«Dry January» am Limit: Nüchtern durchs Après-Ski-Wochenende

Mein Selbstversuch hat vergangenes Wochenende definitiv seinen Höhepunkt erreicht. Am Ski-Weekend des Turnvereins Ossingen war ich die Einzige unter 40 Leuten, die dem Alkohol fernblieb.
SN-Redaktorin Mahara Rösli macht den Selbstversuch: Einen Monat lang ohne Alkohol auskommen – wie fühlt sich das an? In diesem Dossier finden Sie alle Einträge aus der Serie «Dry January – Ein Monat ohne Alkohol».
Nein, ich habe keinen Schluck Alkohol getrunken. Ja, es war eine Herausforderung. Besonders, wenn morgens um 7.50 Uhr aus den hinteren Reihen des Reisecars das charakteristische «Pssscht» einer Bierdose zu hören ist. Und das war erst der Auftakt meiner nächsten, vielleicht härtesten, nüchternen 48 Stunden.
Während einige schon kurz nach dem Mittagessen den Après-Ski einläuteten, blieb ich tapfer auf der Piste. Mein Ziel: so lange wie möglich weit weg vom Alkohol bleiben. Erst gar nicht in Versuchung geraten. Aber ganz ehrlich, inmitten eines Turnvereins mit unersättlichem Durst – eine Herkules-Aufgabe.
Umgeben von Freunden, die einen «Fröschli»-Turm nach dem anderen leerten, hielt ich mich tapfer an meinem alkoholfreien Panaché fest. Mehrmals fragte ich mich: «Was mache ich hier? Soll ich meinen Selbstversuch abbrechen?» Dass ich dem Scheitern so nahe komme, hätte ich nicht gedacht. Zur Ehrenrettung meiner Willenskraft: Es war kurz vor 16 Uhr – und ich die letzte nüchterne Insel in einem Meer aus vierzig ausgelassenen, taumelnden Feiernden.

Je mehr Alkohol floss, desto lauter, unterhaltsamer und philosophischer wurden die Gespräche.»
Also übernahm ich, die sonst Zerstreute in der Gruppe, die «Mami-Rolle» – schaute, dass alle mit ihren sieben Sachen unfallfrei die ohnehin schon eisige Talabfahrt überleben. Das Faszinierende: Je mehr Alkohol floss, desto lauter, unterhaltsamer und philosophischer wurden die Gespräche. Ich, mittendrin, die stumme Beobachterin, die versuchte, den Überblick zu behalten – und tapfer gegen die aufkommende Fremdscham anzukämpfen.
Doch der Tag endete nicht an der Talstation. «Ab ins Tipi!», rief die Meute – eine winzige Après-Ski-Bar, die auf magische Weise doppelt so viele Menschen fasst, wie hineinpassen sollten. Na toll, dachte ich mir, zunächst unmotiviert, noch weitere 24 Stunden inmitten einer betrunkenen Gruppe zu verbringen, deren Pegel nicht so schnell wieder abflachen würde.
Zwischen Polonaise-Tänzen quer durchs Zelt und dem hundertsten ‹Sweet Caroline› auf Endlosschleife begann ich tatsächlich, mich zu amüsieren.»
Zwischen Polonaise-Tänzen quer durchs Zelt und dem hundertsten «Sweet Caroline» auf Endlosschleife begann ich tatsächlich, mich zu amüsieren. Nicht weil die Playlist besser wurde – nüchtern betrachtet war sie eine Qual –, sondern weil die Absurdität der Situation mich einnahm. Ich mittendrin, um 2 Uhr morgens, mit einem Glas Wasser in der Hand, während alle um mich herum ihre Promillewerte in die Höhe trieben.
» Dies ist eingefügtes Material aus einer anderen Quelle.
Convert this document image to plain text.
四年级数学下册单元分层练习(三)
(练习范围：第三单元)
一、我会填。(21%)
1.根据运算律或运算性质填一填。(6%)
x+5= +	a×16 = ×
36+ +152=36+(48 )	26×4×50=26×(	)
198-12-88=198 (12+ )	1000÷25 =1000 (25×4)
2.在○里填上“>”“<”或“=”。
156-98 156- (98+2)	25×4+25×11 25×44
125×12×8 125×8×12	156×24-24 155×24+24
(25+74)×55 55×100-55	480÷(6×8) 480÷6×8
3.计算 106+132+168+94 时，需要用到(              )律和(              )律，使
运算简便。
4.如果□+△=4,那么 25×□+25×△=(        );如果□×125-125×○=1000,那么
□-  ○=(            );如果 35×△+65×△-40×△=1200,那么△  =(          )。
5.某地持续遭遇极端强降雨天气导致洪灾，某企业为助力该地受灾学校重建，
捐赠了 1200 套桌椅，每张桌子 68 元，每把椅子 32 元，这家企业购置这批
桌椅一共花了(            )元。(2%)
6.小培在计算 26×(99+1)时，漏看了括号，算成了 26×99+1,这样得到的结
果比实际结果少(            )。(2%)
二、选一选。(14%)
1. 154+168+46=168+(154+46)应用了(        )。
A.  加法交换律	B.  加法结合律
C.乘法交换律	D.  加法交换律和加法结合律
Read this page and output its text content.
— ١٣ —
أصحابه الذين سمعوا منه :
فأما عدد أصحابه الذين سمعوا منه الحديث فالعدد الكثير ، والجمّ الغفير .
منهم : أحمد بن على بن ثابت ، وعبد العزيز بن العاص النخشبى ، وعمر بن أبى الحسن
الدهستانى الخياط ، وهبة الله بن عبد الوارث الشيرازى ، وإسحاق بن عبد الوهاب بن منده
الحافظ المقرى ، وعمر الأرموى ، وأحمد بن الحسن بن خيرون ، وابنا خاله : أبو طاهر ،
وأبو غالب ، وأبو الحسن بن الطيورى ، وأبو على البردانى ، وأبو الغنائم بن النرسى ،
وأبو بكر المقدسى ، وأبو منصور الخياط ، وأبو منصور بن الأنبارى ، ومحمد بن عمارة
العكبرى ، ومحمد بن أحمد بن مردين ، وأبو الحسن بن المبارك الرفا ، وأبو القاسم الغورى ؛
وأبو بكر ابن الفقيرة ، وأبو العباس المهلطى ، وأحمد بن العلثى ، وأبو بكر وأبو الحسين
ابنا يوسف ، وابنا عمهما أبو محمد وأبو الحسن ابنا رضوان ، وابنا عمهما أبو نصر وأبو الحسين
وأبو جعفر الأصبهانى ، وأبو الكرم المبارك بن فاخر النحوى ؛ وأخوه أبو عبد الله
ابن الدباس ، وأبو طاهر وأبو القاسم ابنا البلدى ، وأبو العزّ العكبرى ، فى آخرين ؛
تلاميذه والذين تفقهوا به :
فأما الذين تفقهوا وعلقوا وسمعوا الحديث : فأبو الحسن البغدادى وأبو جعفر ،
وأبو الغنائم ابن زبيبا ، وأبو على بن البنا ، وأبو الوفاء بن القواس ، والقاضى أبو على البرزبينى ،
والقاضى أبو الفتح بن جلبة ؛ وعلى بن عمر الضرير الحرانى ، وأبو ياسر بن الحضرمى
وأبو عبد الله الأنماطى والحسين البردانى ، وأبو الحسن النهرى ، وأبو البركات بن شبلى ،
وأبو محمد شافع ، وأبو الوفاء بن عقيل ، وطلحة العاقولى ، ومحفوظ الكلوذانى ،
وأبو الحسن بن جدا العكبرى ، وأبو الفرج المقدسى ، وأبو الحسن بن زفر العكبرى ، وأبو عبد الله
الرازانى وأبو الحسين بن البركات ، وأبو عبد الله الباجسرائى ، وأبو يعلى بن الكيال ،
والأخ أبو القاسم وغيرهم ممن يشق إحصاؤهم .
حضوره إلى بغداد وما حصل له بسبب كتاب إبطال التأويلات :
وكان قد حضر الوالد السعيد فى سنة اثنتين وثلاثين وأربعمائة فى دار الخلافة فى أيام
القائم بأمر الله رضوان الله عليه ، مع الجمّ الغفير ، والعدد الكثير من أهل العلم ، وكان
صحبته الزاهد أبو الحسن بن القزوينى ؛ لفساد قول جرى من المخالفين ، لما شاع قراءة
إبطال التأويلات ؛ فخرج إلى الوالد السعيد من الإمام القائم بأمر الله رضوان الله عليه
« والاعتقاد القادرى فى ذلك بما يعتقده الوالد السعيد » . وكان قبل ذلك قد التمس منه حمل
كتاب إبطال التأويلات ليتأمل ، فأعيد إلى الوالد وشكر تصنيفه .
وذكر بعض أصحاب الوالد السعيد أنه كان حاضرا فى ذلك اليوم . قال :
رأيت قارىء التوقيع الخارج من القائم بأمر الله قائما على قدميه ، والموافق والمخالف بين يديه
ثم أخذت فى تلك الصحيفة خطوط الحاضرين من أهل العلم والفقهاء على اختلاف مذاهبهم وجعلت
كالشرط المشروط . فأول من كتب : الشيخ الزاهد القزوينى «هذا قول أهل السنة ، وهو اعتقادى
«Nimm doch einen Schluck, sonst lohnt es sich nicht!» Diesen Satz hörte ich häufiger, als «Mama Lauda» aus den Lautsprechern dröhnte. Neben der unermüdlichen Überzeugungsarbeit, mich zum Mittrinken zu bewegen, bewiesen meine Freunde auch Mitgefühl: «Ein Wunder, dass du noch hier bist. Das Wasser geht auf mich!» So stand ich dort, liess mich von der guten Stimmung mitreissen – und fühlte mich irgendwann selbst, als hätte ich mehrere Tassen «Fröschli» getrunken.
Am nächsten Morgen zeigte sich der wahre Triumph meines Selbstversuchs: Während sich meine Mitstreiter mit brummenden Schädeln mühsam aus den Betten quälten, erwachte ich, als hätte ich zehn Stunden Schlaf abgekriegt.
Und – auch wenn ein Dry January am Ski-Weekend wie eine Mission Impossible klingt, hat es mir gezeigt: Ich kann auch ohne Promille jede Menge Spass haben.